Kartoffelauflauf mit Spargel
(Potato and Asparagus Casserole)
2 lbs Green or White Asparagus
1 3/4 lb Potatoes
3/4 lb Ham, cut into small cubes
3/4 lb (300g) Creme Fraiche
1/2 lb Emmentaler Cheese, grated
1 Clove of Garlic, finely chopped
Salt, White Pepper, and Nutmeg to taste
Wash the asparagus. If using white asparagus, peel the asparagus. Cut the asparagus into 1 inch pieces. Add water to a large pot along with 1 teaspoon salt and 1 teaspoon butter. Cook the asparagus in the 10-15 minutes. Remove the asparagus.
Wash to potatoes but do not peel them yet. Cook the potatoes in boiling water. Rinse the potatoes with cold water to cool them. Peel the cooked potatoes and cut them into thin slices.

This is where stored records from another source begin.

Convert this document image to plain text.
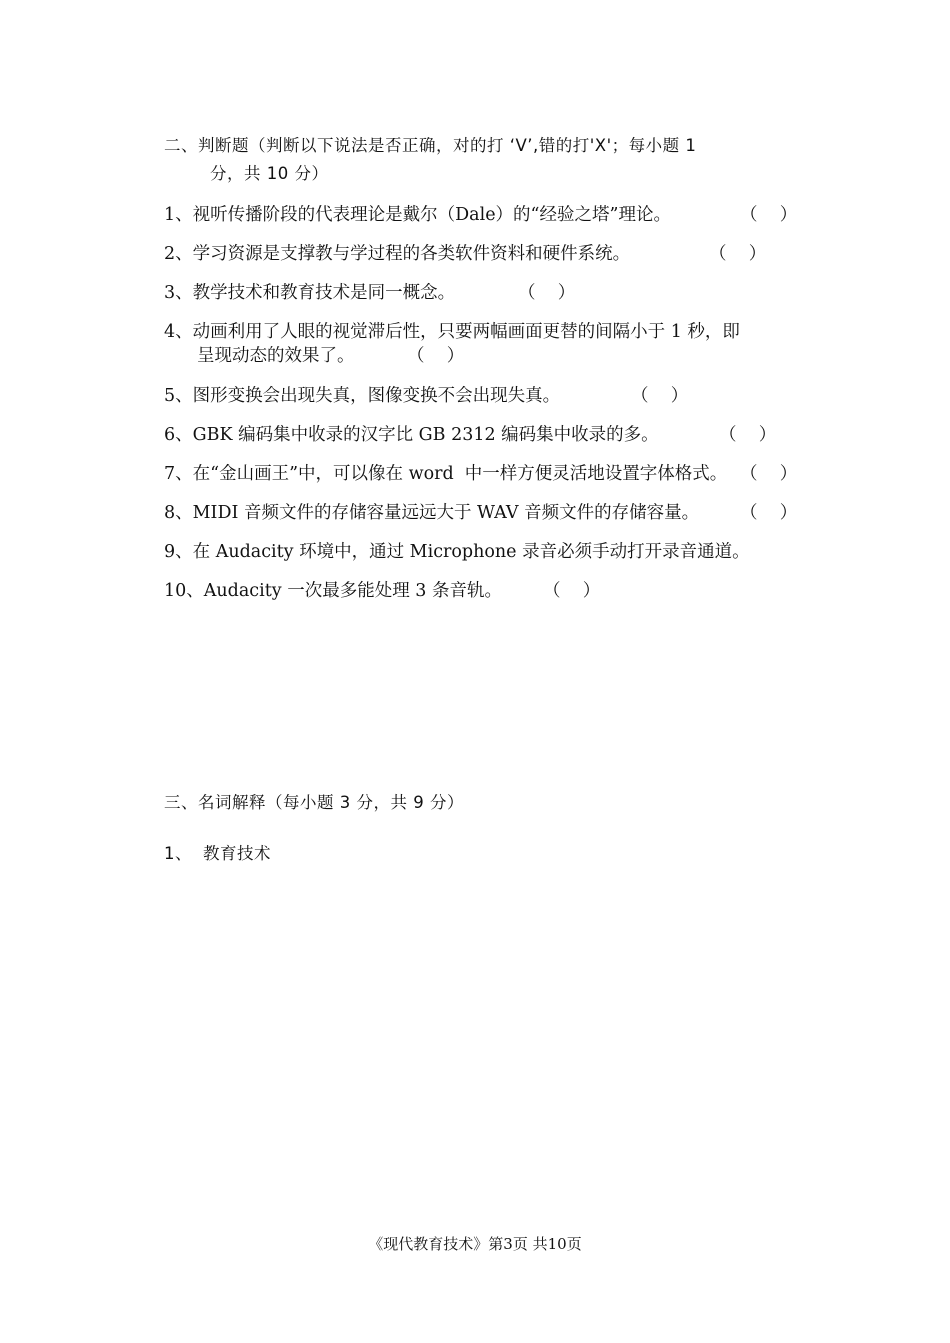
二、判断题（判断以下说法是否正确，对的打 ‘V’,错的打'X'；每小题 1
分，共 10 分）
1、视听传播阶段的代表理论是戴尔（Dale）的“经验之塔”理论。	（    ）
2、学习资源是支撑教与学过程的各类软件资料和硬件系统。	（    ）
3、教学技术和教育技术是同一概念。	（    ）
4、动画利用了人眼的视觉滞后性，只要两幅画面更替的间隔小于 1 秒，即
呈现动态的效果了。	（    ）
5、图形变换会出现失真，图像变换不会出现失真。	（    ）
6、GBK 编码集中收录的汉字比 GB 2312 编码集中收录的多。	（    ）
7、在“金山画王”中，可以像在 word  中一样方便灵活地设置字体格式。 （    ）
8、MIDI 音频文件的存储容量远远大于 WAV 音频文件的存储容量。 （    ）
9、在 Audacity 环境中，通过 Microphone 录音必须手动打开录音通道。
10、Audacity 一次最多能处理 3 条音轨。 （    ）
三、名词解释（每小题 3 分，共 9 分）
1、 教育技术
《现代教育技术》第3页 共10页
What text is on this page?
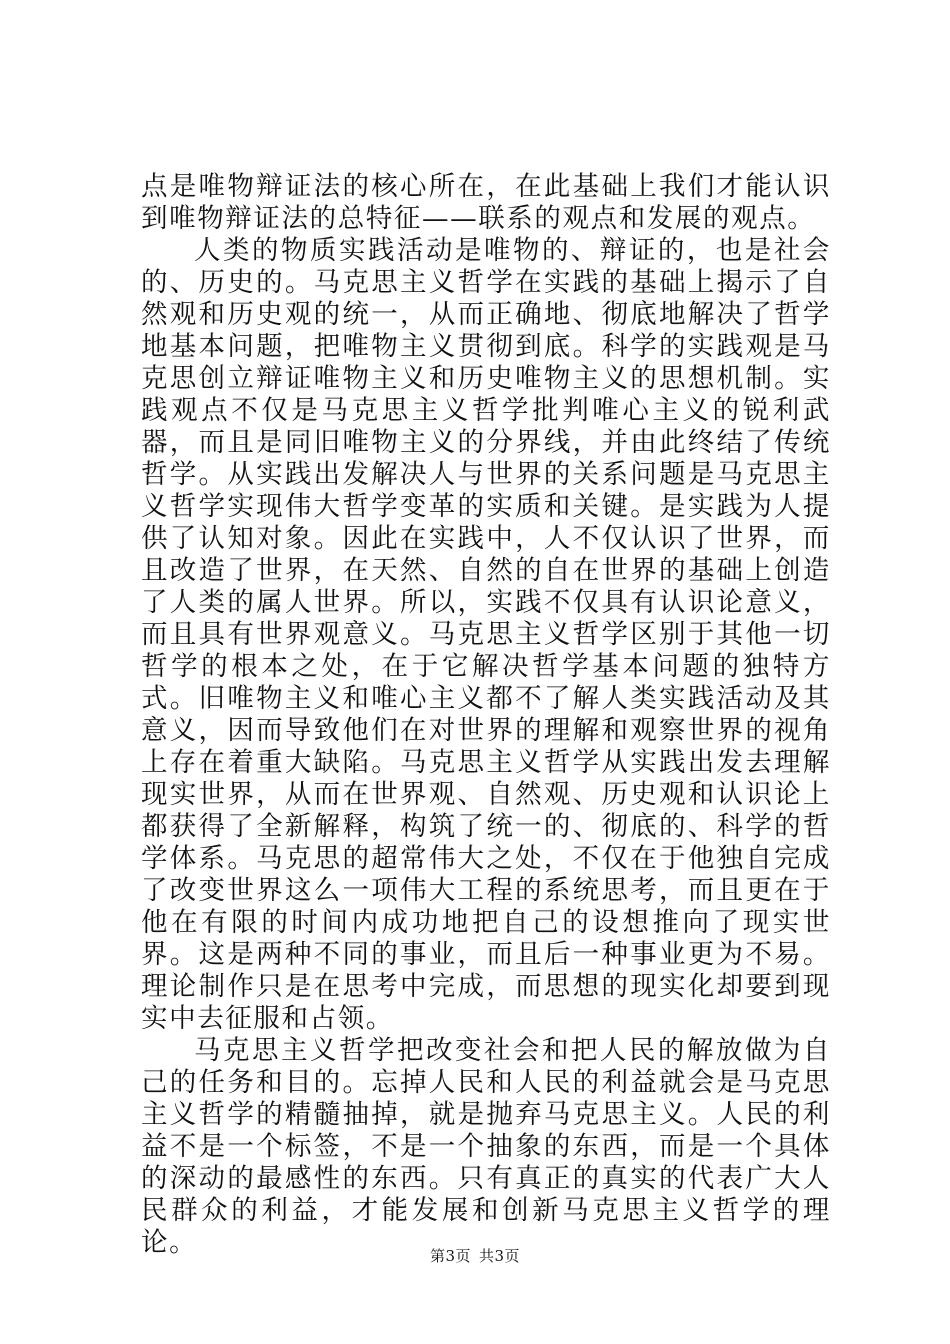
点是唯物辩证法的核心所在，在此基础上我们才能认识到唯物辩证法的总特征——联系的观点和发展的观点。

人类的物质实践活动是唯物的、辩证的，也是社会的、历史的。马克思主义哲学在实践的基础上揭示了自然观和历史观的统一，从而正确地、彻底地解决了哲学地基本问题，把唯物主义贯彻到底。科学的实践观是马克思创立辩证唯物主义和历史唯物主义的思想机制。实践观点不仅是马克思主义哲学批判唯心主义的锐利武器，而且是同旧唯物主义的分界线，并由此终结了传统哲学。从实践出发解决人与世界的关系问题是马克思主义哲学实现伟大哲学变革的实质和关键。是实践为人提供了认知对象。因此在实践中，人不仅认识了世界，而且改造了世界，在天然、自然的自在世界的基础上创造了人类的属人世界。所以，实践不仅具有认识论意义，而且具有世界观意义。马克思主义哲学区别于其他一切哲学的根本之处，在于它解决哲学基本问题的独特方式。旧唯物主义和唯心主义都不了解人类实践活动及其意义，因而导致他们在对世界的理解和观察世界的视角上存在着重大缺陷。马克思主义哲学从实践出发去理解现实世界，从而在世界观、自然观、历史观和认识论上都获得了全新解释，构筑了统一的、彻底的、科学的哲学体系。马克思的超常伟大之处，不仅在于他独自完成了改变世界这么一项伟大工程的系统思考，而且更在于他在有限的时间内成功地把自己的设想推向了现实世界。这是两种不同的事业，而且后一种事业更为不易。理论制作只是在思考中完成，而思想的现实化却要到现实中去征服和占领。

马克思主义哲学把改变社会和把人民的解放做为自己的任务和目的。忘掉人民和人民的利益就会是马克思主义哲学的精髓抽掉，就是抛弃马克思主义。人民的利益不是一个标签，不是一个抽象的东西，而是一个具体的深动的最感性的东西。只有真正的真实的代表广大人民群众的利益，才能发展和创新马克思主义哲学的理论。	第3页 共3页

Mix the Creme Fraiche with salt, pepper, and nutmeg. Mix in the garlic.
Lightly butter a casserole dish. Arrange the asparagus pieces , potato slices, and ham cubes evenly. Pour the Creme Fraiche mixture over the casserole. Distribute evenly. Sprinkle the emmentaler cheese over the casserole. Bake in a pre-heated 400°F (200°C) oven for 20 minutes.